Ben: thanks for saying it so I didn't have to. There are about five good songs on this album; the rest is mostly filler, some of it embarrassingly weak and self-indulgent filler. Wish You Were Here is *SO* much better than this.
While we may not agree on this one, well done Ben.

However, one does not mess with the cow without getting the horns! It’s easy to look back 30 years and pick this album apart, but its means something different if you were there. If you were a 16 year old kid hearing this when it came out as I was, this critique would read very differently I expect. When it came out The Wall was quite monumental and original, and anyone old enough to remember that will attest to its impact. We were captivated by its dissection of this damaged character, and it explored mental illness in depth which no one had done in that much raw detail, certainly not in popular music anyway. Plus, we were not yet jaded by the likes of Kurt Cobain and Jon Davis whining about their crappy childhoods and their mental ailments ad nauseam. Hell, the grunge era made an industry out that. 30 years down the road we have been now been saturated with songs about “my poor mental state” and who they blame for it.

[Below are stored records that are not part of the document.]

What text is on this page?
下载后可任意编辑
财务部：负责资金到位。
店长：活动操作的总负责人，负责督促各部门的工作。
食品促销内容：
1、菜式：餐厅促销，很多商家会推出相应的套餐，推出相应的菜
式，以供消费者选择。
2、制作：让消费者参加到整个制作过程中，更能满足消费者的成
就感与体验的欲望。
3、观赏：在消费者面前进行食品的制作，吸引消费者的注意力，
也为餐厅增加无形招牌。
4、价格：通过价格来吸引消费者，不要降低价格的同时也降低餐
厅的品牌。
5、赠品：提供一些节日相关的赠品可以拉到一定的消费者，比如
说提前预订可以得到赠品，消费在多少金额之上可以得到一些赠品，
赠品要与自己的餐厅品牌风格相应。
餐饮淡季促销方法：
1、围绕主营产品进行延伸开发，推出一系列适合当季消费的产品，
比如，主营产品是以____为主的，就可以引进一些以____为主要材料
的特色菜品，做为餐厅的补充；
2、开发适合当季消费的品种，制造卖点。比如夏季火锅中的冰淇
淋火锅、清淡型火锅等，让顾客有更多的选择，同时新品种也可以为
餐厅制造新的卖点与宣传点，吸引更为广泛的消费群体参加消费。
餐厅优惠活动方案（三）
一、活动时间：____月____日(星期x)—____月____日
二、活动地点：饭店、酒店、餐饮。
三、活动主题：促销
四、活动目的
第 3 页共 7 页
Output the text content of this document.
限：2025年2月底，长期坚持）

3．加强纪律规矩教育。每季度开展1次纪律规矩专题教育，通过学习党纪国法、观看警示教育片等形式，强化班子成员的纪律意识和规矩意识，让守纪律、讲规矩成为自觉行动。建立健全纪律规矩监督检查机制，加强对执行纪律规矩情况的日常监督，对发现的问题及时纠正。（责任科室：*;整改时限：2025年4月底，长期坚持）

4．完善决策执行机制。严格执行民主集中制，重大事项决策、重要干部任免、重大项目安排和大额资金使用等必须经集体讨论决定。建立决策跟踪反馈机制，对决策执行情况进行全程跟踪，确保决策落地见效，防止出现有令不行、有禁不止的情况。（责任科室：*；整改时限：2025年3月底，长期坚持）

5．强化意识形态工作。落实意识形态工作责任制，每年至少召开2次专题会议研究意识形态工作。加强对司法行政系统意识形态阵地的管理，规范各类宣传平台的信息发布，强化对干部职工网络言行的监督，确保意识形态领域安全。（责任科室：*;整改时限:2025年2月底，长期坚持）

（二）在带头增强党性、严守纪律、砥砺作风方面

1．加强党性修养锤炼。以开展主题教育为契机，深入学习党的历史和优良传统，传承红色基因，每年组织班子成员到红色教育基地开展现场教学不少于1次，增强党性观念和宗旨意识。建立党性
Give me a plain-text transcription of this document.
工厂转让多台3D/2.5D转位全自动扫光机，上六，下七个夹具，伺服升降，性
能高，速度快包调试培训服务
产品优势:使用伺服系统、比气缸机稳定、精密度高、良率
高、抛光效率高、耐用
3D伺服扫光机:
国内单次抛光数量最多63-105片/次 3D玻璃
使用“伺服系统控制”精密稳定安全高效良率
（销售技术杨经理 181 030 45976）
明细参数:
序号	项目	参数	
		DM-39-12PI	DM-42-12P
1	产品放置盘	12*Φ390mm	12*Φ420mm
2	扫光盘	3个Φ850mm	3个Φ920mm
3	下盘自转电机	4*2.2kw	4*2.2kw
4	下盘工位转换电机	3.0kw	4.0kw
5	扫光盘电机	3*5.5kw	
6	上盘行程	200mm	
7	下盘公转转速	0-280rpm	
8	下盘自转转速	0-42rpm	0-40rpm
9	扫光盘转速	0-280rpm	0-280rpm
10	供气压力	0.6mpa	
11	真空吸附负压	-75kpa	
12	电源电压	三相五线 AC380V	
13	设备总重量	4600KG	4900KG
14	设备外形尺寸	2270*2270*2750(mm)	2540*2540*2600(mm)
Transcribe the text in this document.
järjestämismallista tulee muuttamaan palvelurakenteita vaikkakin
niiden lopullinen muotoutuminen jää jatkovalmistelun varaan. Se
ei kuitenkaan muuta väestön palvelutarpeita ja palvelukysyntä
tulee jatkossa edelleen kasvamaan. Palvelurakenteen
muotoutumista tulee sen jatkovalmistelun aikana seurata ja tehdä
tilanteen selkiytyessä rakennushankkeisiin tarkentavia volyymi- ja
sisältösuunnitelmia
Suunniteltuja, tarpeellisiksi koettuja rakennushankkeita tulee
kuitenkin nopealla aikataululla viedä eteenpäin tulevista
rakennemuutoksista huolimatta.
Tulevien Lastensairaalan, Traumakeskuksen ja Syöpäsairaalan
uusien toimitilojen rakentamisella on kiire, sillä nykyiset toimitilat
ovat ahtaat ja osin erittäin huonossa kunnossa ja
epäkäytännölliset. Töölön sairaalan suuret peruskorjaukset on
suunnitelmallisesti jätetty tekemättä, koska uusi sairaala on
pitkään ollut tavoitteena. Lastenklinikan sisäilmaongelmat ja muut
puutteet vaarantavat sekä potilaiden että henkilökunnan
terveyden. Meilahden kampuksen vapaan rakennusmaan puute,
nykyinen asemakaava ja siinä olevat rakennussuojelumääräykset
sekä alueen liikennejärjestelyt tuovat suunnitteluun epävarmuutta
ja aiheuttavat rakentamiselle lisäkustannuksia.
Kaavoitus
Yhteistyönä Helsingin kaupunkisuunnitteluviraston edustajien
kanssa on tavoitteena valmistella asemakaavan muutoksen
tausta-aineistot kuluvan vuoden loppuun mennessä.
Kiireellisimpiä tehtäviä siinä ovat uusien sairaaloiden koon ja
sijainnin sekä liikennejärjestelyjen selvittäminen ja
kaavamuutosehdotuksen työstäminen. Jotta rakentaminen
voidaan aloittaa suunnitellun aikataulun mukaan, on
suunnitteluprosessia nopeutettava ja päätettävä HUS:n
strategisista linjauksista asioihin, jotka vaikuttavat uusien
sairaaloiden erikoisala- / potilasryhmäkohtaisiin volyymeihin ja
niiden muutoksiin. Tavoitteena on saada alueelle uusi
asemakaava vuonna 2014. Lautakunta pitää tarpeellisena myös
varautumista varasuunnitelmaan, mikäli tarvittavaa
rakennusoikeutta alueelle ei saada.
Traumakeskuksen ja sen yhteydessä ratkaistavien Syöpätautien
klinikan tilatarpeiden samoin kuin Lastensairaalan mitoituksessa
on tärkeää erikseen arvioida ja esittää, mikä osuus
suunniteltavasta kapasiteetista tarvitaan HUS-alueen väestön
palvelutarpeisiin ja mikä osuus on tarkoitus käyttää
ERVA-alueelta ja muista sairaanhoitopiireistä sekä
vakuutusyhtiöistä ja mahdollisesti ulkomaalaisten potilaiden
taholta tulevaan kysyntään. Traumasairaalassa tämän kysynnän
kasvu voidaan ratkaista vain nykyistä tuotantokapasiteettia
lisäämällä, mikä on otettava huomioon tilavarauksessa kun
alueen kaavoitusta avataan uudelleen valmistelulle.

So now Rogers’ musings may seem trite after decades of bombardment by the post-punk emo whiners. No one had delved into the subject quite so vividly in ’79, so it was more of a revelation and had an actual impact. Its it overblown? Hell yes. Self indulgent? Absolutely. How about Genius? Maybe not, but it was an important album to that era.

I also take issue with the argument against Waters that he usurped creative control. This wasn't Roger taking control, the band acquiesced that happily and enthusiastically after they saw the success of Dark Side of the Moon (a 100% Roger penned album, as was WYWH). They happily played his songs and cashed the checks.
I agree in this case that the emperor has no clothes. I was a senior in high school when this came out. I thought it was falderal then and the intervening 35 years haven't changed my opinion.
BruceR: Thank you for the feedback. I actually was 16 when I first heard this (in 1999) and I was hooked (just like other Floyd releases), and when I got my first guitar that year I tried to play some of the easier songs from this. But I didn't know it in the historical context you described, so I was hearing it through the ears of a teenager in '99 and not '79. You do raise a good point about the subject matter being done to death in the ensuing decades, but I still stand by how it sounds to me now. (In another decade, someone will tear down the exalted status of, say, Nevermind or Ten, and I will take issue).

Also, I read somewhere that Waters asked for input from Wright and Gilmour but they rarely had anything to contribute, so the burden fell to him to create all the music. Two sides to that story, evidently.